Would you just cut pressure treated lumber in strips long enough to cover under the entire pallet? What about a moisture barrier like you place under hardwood or laminate flooring?
Garages are a really bad place to store guns unless they are climate controled. Steel takes a long time to warm up because of its density and this will cause it to sweat like an iced tea glass if the air temprature rises too rapidly in the morning. That causes rust.
Seems like that would make it easier to steal.
On a pallet you could get to the bolts and cut them or just use a jack and pull the bolts out of the floor.
I would use the blue draft seal that you put between the top of a house foundation and the band joist, I'm not sure of the correct name, it comes in rolls about 6 inches wide by 1/4 inch.
You could build a concrete pad, similar to the ones factories use for setting heavy machines on. reenforcement steel epoxied into the existing floor would hold it down, and not expose the bolts. Condensation could be controled with a small ceramic heater in the safe (assuming you can get power inside). Of course a garage isnt the best place to put a gunsafe, but if it was a perfect world, wouldnt every house be built with a walk in gun safe?

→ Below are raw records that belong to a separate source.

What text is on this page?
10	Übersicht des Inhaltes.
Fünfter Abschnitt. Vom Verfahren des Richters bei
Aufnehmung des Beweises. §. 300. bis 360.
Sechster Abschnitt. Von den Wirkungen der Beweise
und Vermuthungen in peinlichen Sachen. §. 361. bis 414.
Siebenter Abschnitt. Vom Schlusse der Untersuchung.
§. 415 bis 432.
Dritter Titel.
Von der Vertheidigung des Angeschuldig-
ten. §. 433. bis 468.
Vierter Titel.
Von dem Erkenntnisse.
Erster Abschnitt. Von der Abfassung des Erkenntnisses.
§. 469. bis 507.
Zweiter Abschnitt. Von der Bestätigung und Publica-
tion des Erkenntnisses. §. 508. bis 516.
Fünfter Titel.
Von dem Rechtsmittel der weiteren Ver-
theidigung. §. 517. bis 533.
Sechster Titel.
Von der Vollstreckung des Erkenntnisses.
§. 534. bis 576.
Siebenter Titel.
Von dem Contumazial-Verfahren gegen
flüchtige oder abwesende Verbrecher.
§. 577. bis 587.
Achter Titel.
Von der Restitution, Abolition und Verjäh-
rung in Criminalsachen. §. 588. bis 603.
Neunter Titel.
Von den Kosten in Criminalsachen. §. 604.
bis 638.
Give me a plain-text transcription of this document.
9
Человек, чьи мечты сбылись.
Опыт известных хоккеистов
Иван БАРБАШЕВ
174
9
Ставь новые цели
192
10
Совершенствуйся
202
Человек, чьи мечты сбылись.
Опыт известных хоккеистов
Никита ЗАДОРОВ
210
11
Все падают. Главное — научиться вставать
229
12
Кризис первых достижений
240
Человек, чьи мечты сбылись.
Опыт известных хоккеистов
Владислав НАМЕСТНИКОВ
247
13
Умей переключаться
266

I would get a piece of industrial plastic such as UHMW or something similar (fiberglass maybe, or even lexan should work) and cut a piece to put between the floor and the safe. I agree with acdodd - the pallet seems to give too much clearance which should make for easier bolt cutting.
Feed/tack stores sell "stall" mats for horse stalls - heavy density rubber about 1" thick - cushions the safes and keeps it dry - use the rest in front of your garage workbench to stand on
Three scrap pieces of Trex is what I used under my 900 pounder. No regrets. A little dab of grease will make final positioning of the safe incredibly easy.
Don't tell anyone your safe is in the garage. All you need is a chain and a truck (even is safe is well bolted down) and your stuff is gone bye bye. Garages are easy access.
If you have water problems a .5" to 1 inch piece of rubber that is going to compress to half that with weight won't stop the water from going into safe I would assume... Seeing as how this is going in a basement type area?
When I was in a house that could flood I put down concrete blocks and then put cut to size pieces of treated plywood. Fortunately never had to find out if the 8" was enough, but it did give me piece of mind.
In your situation I would cross the treated lumber until I had it high enough to suit me, and lose the pallet. When the pallet gives way it will cause a problem no matter how you do the lumber on top of it.